In the pipeline, multiple sequence alignment was performed on all sequence subsamples using Multiple Alignment using Fast Fourier Transform (MAFFT) for nucleotides.
Next, BEAUTi from the BEAST2 software package was used to set-up the parameters used in the phylogenetic analyses. In the analysis the following configurations were used:
- tip dates were activated,
- the Generalized Time Reversible (GTR) site model with a gamma category count of 4 was used,
- the relaxed log normal clock model and the Birth Death Skyline Serial model was used as a prior
- tracelog file name: $(filebase).log
- treelog file name: $(filebase).trees
Parallelized phylogenetic analyses were run with MCMC chain lengths of 100 million for 29 separate runs for each sample with BEAST2 and sequential runs were run for MCMC chains of around 3 billion. The BEAST2 configuration files were created for the parallel run by copying the original 100 million iteration run into 29 separate files. This was performed on Unix:
for i in {1..30}; do; cp file.xml file_$i.xml; done
A sample xml file for the parallel run and sequential run are included:
- Sample xml file from parallel run: parallel.xml
- Sample xml file from sequential run: long.xml
The independent MCMC chains in the parallelized MCMC runs were then combined afterwards via LogCombiner. All corresponding tree and log output files were then resampled with LogCombiner from BEAST2 with a resample frequency of 5000. Finally, maximum clade likelihood phylogenetic trees were extracted with TreeAnnotator from BEAST2 using common ancestor node heights and a 10% burn in. Trace file outputs from MCMC phylogenetic analyses were summarized using LogAnalyser from BEAST2.
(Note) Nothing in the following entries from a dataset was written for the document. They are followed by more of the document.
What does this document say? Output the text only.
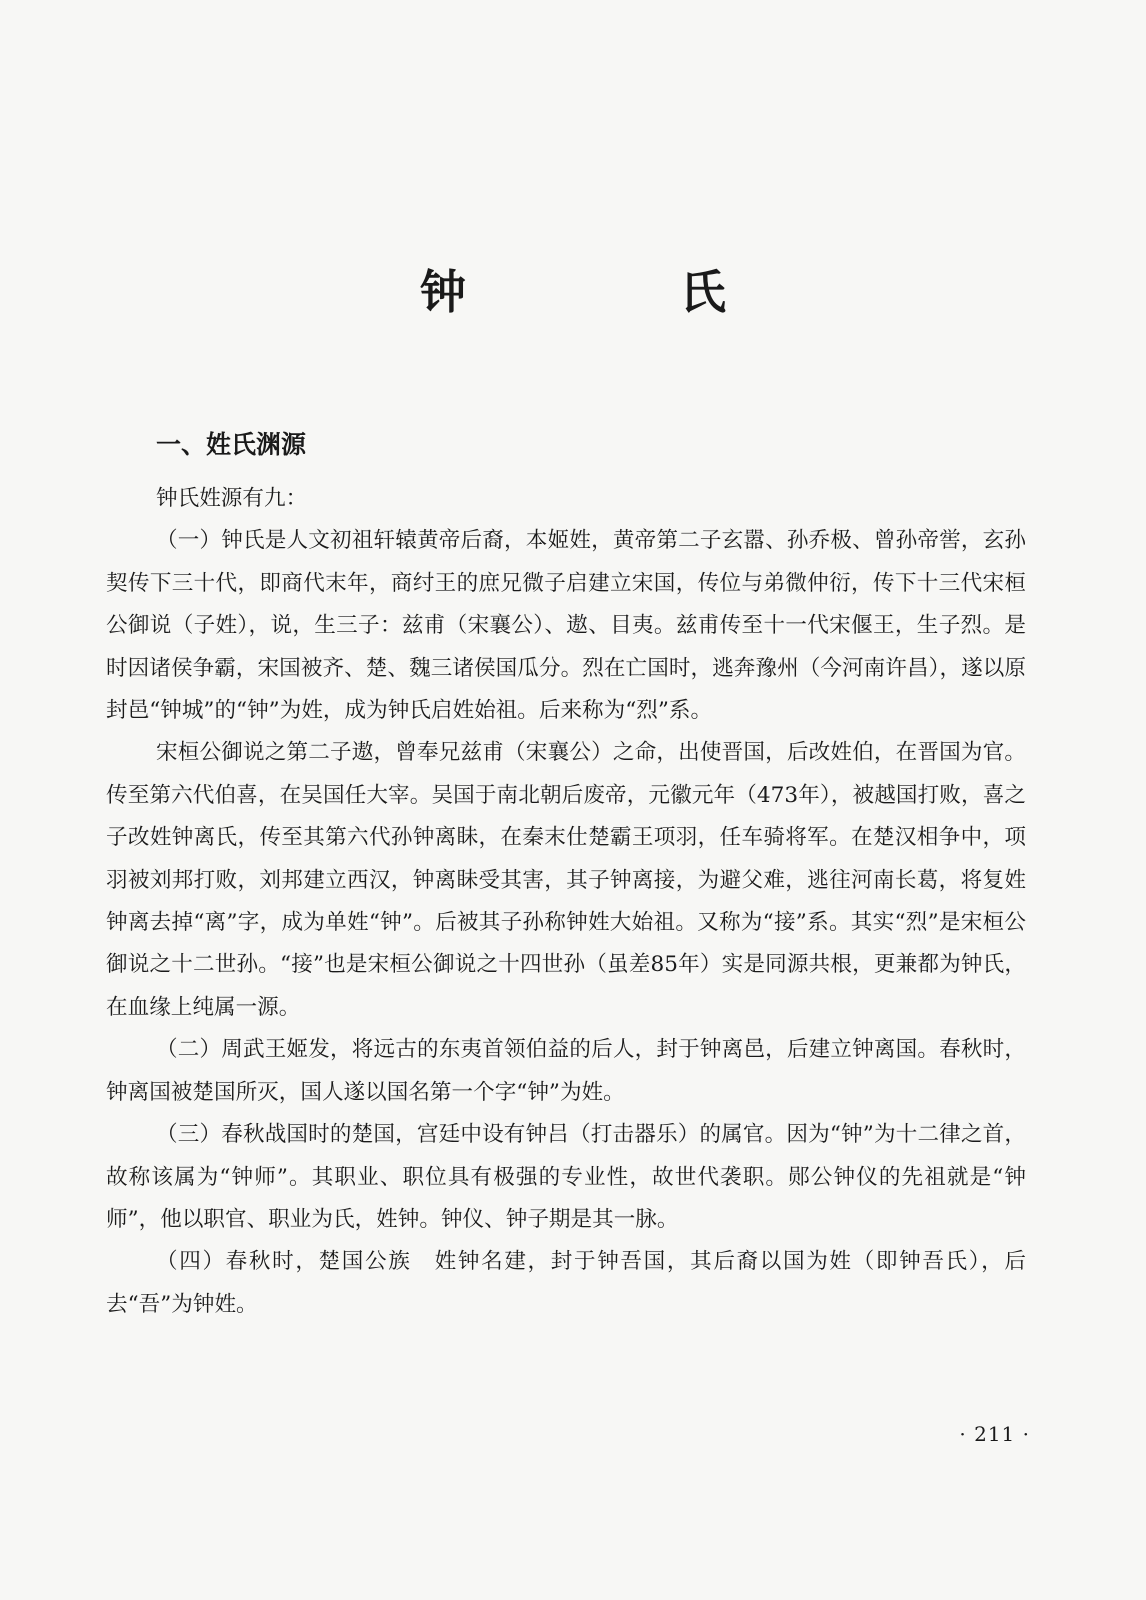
钟　氏
一、姓氏渊源

钟氏姓源有九：

（一）钟氏是人文初祖轩辕黄帝后裔，本姬姓，黄帝第二子玄嚣、孙乔极、曾孙帝喾，玄孙契传下三十代，即商代末年，商纣王的庶兄微子启建立宋国，传位与弟微仲衍，传下十三代宋桓公御说（子姓），说，生三子：兹甫（宋襄公）、遨、目夷。兹甫传至十一代宋偃王，生子烈。是时因诸侯争霸，宋国被齐、楚、魏三诸侯国瓜分。烈在亡国时，逃奔豫州（今河南许昌），遂以原封邑“钟城”的“钟”为姓，成为钟氏启姓始祖。后来称为“烈”系。

宋桓公御说之第二子遨，曾奉兄兹甫（宋襄公）之命，出使晋国，后改姓伯，在晋国为官。传至第六代伯喜，在吴国任大宰。吴国于南北朝后废帝，元徽元年（473年），被越国打败，喜之子改姓钟离氏，传至其第六代孙钟离眛，在秦末仕楚霸王项羽，任车骑将军。在楚汉相争中，项羽被刘邦打败，刘邦建立西汉，钟离眛受其害，其子钟离接，为避父难，逃往河南长葛，将复姓钟离去掉“离”字，成为单姓“钟”。后被其子孙称钟姓大始祖。又称为“接”系。其实“烈”是宋桓公御说之十二世孙。“接”也是宋桓公御说之十四世孙（虽差85年）实是同源共根，更兼都为钟氏，在血缘上纯属一源。

（二）周武王姬发，将远古的东夷首领伯益的后人，封于钟离邑，后建立钟离国。春秋时，钟离国被楚国所灭，国人遂以国名第一个字“钟”为姓。

（三）春秋战国时的楚国，宫廷中设有钟吕（打击器乐）的属官。因为“钟”为十二律之首，故称该属为“钟师”。其职业、职位具有极强的专业性，故世代袭职。郧公钟仪的先祖就是“钟师”，他以职官、职业为氏，姓钟。钟仪、钟子期是其一脉。

（四）春秋时，楚国公族　姓钟名建，封于钟吾国，其后裔以国为姓（即钟吾氏），后去“吾”为钟姓。

· 211 ·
Sample scripts used to run BEAST2, logcombiner and treeannotator in the analysis are included.
NEXUS trees obtained from TreeAnnotator were converted into the Newick tree file format using the software Figtree with “save all trees” selected. Distance metrics for the phylogenetic trees were calculated by using the software TreeCMP with the following argument:
-d qt pd rf ms um rfw gdu
The following comparisons were performed:
- Simulated HIV samples: comparison between parallel/sequential phylogenetic trees with FAVITES simulation tree as the reference trees,
- Simulated HIV samples: comparison between parallel phylogenetic trees with long phylogenetic trees as the reference trees, and
- SARS-CoV-2 samples: comparison between the parallel phylogenetic trees with long phylogenetic trees as the reference trees. To test for statistical significance, the Mann-Whitney U-test was also performed on the distance metrics and MCMC parameter estimates.
The U-test was used to compare the following:
- Parameter estimates obtained from MCMC ran in parallel vs MCMC ran sequentially,
- Distance metrics obtained from the comparison of sequential vs “true” MCC trees, and parallel vs “true” MCC trees in the analyses involving simulated data, and
- Distance metrics obtained from the comparison of sequential vs parallel MCC trees in all analyses.
The two tailed student’s t-test was also performed to compare the parameters from MCMC with “true” values in the analyses involving simulated data.
All boxplots and violin plots shown in the figures were prepared in R with the package “ggplot2” and modified using Inkscape. R scripts used to perform the U-test, t-test and create the violin plots are included.